12. NON-WAIVER; REMEDIES
Delay or failure of either Party to insist upon performance of any of these Conditions, or to exercise any right or privilege herein, or the waiver of any breach of any of the Conditions, will not be construed as waiving any such terms, conditions, provisions, rights, or privileges, but the same will continue and remain in full force and effect as if no forbearance or waiver or delay had occurred.
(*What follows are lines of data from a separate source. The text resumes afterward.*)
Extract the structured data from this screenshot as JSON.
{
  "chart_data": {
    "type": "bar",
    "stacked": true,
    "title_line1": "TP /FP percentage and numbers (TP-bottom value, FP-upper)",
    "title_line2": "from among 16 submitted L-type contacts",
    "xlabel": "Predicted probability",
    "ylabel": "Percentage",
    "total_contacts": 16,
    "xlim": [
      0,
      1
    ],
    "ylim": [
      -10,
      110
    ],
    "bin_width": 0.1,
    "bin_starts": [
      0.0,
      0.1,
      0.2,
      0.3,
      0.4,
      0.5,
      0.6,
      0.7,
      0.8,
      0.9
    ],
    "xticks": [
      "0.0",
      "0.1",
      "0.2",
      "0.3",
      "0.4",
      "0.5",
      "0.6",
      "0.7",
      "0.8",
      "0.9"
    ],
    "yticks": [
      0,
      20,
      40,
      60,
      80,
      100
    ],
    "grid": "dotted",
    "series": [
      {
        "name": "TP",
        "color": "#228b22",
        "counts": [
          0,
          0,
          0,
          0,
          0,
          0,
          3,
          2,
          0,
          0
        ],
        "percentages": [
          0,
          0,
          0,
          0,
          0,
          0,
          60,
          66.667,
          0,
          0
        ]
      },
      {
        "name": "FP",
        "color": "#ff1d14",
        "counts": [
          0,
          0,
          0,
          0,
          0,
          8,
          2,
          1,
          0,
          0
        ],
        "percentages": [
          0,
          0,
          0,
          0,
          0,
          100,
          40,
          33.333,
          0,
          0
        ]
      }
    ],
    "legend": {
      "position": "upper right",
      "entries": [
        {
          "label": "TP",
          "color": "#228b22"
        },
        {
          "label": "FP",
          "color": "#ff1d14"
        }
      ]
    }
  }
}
Consent or approval by a Party to any act requiring consent or approval will not be deemed to waive or render unnecessary consent or approval of any subsequent similar act.
13. APPLICABLE LAWS AND JURISDICTION
These Conditions will be deemed to have been drawn in accordance with the statutes and laws of the state of Florida and in the event of any disagreement or dispute, the laws of Florida will apply, without regard to its choice or conflict of law rules, and suit must be brought exclusively in Miami Dade County Florida as each Party specifically submits to the exclusive personal jurisdiction of such courts for disputes involving these Conditions or the Services.
14. LIMITATION OF ACTIONS
Other than Claims for loss, damage or delay to Goods or invoice disputes, any action against the Company, whether such Claim is founded in contract or tort, is waived unless commenced within two (2) years of the date the conduct giving rise to the Claim occurred.
With respect to each individual request by Customer for Services, the rights and obligations arising under these Conditions will apply to the particular Company that actually performs the Services requested by Customer. In no event will Customer have any rights against any Company other than the legal entity actually providing such Services. Carrier will seek recourse only against the particular Company that performed the Services for the applicable Goods. Nothing herein will impose any liability or obligation, whether to Customer or to any third party, on the part of any Company other than the particular Company that performs the Services as to which any such liability or obligation relates.
IN NO EVENT WILL THE COMPANY BE LIABLE FOR ANY INDIRECT, SPECIAL, INCIDENTAL, EXEMPLARY, CONSEQUENTIAL OR PUNITIVE DAMAGES, OR DAMAGES FOR LOSS OF PROFITS, USE OR OPPORTUNITY, WHETHER OR NOT SUCH DAMAGES WERE FORESEEN OR UNFORESEEN, AND WHETHER OR NOT THE COMPANY WAS ADVISED OF THE POSSIBILITY OF SUCH DAMAGES.
THE SERVICES ARE PROVIDED “AS IS”, AND THE COMPANY DISCLAIMS ALL REPRESENTATIONS, WARRANTIES AND CONDITIONS RELATING TO THE SERVICES, WHETHER EXPRESS OR IMPLIED, INCLUDING BUT NOT LIMITED TO ANY EXPRESS OR IMPLIED REPRESENTATIONS, WARRANTIES OR CONDITIONS OF FITNESS FOR A PARTICULAR PURPOSE OR ANY OTHER WARRANTY OR CONDITION ARISING BY STATUTE, CUSTOM OR USAGE OF TRADE RELATED TO THE SERVICES PROVIDED HEREUNDER.